Sur certains points, les modifications apportées par le Sénat sont bienvenues. Il ne me paraît, par exemple, pas gênant de rééquilibrer les deux principales étapes de la procédure, en ramenant à neuf mois la durée d'examen par les deux chambres et en prolongeant jusqu'à six mois la période de recueil des soutiens. De même, il est sage de prévoir la possibilité d'apporter un soutien sur papier, sans pour autant remettre en question le principe selon lequel la plus grande part devra prendre la forme électronique. Enfin, les règles relatives au financement me paraissent tout aussi pertinentes. D'une façon générale, nous ne devons pas prendre ombrage du choix fait par le Sénat de réécrire pratiquement tout le texte du projet de loi organique. Il convient avant tout d'être efficace.

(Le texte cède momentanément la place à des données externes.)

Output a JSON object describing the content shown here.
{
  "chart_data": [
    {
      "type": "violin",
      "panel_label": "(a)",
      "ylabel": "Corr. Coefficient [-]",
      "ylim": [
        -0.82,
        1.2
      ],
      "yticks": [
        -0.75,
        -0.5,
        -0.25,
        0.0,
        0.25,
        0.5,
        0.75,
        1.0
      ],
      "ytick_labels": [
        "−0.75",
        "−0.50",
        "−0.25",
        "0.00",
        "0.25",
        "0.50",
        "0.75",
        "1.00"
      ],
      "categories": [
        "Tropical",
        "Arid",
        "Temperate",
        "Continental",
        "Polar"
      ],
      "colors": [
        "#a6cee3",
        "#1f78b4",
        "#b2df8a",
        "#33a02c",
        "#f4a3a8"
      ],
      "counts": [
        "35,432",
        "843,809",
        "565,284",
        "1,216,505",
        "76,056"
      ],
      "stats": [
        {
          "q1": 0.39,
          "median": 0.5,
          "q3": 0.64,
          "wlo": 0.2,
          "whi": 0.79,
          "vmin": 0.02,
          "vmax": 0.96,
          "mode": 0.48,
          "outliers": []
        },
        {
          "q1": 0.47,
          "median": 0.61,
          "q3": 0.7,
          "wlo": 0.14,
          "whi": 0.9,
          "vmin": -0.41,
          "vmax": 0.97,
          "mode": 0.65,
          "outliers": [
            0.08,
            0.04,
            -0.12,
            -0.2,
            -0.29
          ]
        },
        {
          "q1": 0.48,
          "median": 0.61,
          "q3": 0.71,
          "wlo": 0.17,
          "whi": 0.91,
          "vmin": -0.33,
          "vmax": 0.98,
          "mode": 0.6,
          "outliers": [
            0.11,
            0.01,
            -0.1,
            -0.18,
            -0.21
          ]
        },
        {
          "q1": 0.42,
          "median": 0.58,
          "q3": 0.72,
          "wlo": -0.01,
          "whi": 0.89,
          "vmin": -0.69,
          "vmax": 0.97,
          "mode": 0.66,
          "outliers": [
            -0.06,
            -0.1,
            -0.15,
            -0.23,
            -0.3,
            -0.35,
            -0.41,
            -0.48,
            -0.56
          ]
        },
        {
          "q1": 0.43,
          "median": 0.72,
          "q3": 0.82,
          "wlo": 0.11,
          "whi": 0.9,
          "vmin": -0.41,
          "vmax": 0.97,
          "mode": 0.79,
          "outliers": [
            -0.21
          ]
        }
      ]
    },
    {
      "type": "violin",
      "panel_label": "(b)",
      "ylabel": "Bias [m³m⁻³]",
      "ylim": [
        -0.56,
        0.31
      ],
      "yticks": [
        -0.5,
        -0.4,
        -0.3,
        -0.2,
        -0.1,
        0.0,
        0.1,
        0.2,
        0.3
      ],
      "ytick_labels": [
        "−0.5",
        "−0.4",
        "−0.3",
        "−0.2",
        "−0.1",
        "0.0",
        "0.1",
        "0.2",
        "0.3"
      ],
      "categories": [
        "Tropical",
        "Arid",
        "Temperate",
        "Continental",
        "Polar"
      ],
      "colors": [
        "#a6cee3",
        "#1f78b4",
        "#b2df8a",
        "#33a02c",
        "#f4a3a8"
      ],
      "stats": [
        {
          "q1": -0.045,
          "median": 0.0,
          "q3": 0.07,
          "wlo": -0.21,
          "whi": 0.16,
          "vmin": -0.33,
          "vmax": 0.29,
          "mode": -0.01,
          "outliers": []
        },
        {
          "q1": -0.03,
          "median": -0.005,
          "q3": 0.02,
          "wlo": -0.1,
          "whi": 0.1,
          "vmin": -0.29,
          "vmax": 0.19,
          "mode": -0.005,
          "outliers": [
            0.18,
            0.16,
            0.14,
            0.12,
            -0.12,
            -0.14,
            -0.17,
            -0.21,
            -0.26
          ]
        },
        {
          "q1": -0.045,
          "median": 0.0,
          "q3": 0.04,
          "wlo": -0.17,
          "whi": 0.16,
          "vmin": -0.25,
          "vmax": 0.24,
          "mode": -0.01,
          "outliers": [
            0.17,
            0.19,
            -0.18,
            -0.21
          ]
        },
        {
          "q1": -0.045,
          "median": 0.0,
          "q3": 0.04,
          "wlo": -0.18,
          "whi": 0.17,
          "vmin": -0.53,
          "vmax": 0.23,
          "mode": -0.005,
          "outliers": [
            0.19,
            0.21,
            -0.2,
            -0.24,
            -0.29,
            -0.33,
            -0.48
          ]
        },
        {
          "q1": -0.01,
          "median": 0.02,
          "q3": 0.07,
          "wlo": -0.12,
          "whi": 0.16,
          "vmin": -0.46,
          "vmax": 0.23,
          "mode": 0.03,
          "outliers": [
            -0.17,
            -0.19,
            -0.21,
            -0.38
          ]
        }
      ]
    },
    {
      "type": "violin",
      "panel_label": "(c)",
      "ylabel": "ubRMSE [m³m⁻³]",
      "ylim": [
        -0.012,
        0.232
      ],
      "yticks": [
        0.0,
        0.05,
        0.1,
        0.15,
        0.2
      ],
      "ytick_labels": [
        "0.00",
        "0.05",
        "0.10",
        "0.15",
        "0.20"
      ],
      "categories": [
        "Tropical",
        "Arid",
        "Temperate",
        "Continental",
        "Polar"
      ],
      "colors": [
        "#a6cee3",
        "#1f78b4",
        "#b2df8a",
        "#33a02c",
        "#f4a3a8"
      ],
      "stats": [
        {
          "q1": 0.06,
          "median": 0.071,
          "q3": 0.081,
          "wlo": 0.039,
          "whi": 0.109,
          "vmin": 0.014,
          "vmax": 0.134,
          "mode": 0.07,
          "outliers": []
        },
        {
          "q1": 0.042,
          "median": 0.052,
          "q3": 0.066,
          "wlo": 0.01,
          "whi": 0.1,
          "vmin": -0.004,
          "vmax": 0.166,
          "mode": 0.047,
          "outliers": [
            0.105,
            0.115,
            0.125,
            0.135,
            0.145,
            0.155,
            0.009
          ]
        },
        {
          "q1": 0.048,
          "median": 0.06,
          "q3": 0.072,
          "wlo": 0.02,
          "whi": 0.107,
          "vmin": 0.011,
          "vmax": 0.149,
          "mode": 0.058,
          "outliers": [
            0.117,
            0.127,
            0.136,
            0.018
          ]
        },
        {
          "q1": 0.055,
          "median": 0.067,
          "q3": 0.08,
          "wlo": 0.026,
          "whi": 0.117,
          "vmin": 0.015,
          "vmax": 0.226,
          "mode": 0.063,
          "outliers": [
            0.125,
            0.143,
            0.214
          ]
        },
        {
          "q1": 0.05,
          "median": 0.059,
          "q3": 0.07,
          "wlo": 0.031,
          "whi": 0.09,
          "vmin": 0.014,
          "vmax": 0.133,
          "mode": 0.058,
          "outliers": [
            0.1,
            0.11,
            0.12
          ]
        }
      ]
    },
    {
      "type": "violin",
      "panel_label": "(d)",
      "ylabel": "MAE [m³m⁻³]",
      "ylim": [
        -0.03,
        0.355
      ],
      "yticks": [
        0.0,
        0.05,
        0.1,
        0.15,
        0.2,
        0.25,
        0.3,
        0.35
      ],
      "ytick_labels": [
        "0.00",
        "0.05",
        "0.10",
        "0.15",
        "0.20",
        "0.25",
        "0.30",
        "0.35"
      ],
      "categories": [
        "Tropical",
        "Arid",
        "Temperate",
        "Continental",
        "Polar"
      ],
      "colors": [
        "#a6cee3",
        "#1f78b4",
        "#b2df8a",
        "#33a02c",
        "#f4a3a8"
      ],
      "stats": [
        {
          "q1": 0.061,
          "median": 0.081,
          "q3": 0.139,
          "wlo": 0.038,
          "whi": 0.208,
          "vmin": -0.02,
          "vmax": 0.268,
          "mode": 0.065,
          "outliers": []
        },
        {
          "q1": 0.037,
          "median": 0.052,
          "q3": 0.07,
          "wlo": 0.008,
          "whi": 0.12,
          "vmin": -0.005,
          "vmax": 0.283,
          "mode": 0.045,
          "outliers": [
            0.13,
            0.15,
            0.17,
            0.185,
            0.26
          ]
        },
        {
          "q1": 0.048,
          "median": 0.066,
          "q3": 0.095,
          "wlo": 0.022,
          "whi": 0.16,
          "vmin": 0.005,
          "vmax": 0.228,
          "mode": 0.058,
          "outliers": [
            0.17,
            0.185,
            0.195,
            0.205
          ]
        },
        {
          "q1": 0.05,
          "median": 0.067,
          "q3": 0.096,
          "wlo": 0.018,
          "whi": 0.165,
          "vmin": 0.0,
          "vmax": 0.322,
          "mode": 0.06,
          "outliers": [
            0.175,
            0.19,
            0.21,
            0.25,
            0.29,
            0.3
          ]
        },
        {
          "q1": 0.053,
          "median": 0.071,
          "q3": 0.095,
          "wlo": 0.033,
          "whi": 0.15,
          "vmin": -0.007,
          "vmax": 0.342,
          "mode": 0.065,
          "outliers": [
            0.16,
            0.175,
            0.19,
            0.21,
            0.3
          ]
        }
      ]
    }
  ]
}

Certes, sur d'autres points, le Sénat s'est peut-être montré un peu audacieux, comme lorsqu'il crée un nouveau type de propositions de loi, la proposition de loi référendaire. De même, il peut paraître contestable de confier exclusivement au Conseil constitutionnel la tâche de vérifier les soutiens, compte tenu de la charge de travail à laquelle il est déjà soumis, surtout depuis l'introduction dans le droit français de la question prioritaire de constitutionnalité. Enfin, on peut se demander ce qui arriverait si un président de la République négligeait de soumettre à référendum une proposition de loi non examinée par les deux assemblées dans le délai prévu. Pour toutes ces raisons, j'avais d'abord envisagé de déposer des amendements, non pas pour revenir au texte adopté en première lecture, mais pour améliorer la rédaction du Sénat. Mais compte tenu de l'encombrement de l'ordre du jour parlementaire, un vote en termes identiques me paraît finalement préférable.

J'ai pourtant cru comprendre que la majorité ne souhaitait pas s'engager dans cette voie. Cela me laisse perplexe, s'agissant de textes qui ont été adoptés à l'unanimité par le Sénat avec le soutien du Gouvernement – d'autant qu'au même moment, on veut nous faire adopter « conforme » un autre projet de loi, celui sur le mariage pour tous, qui est loin de recueillir un assentiment aussi large, et dont beaucoup des partisans s'accordent à juger qu'il mériterait au moins quelques ajustements.

Il est temps de mettre en oeuvre cette nouvelle disposition constitutionnelle, quitte à revenir un jour sur la loi organique afin d'y apporter les modifications que l'expérience aura permis de juger nécessaires.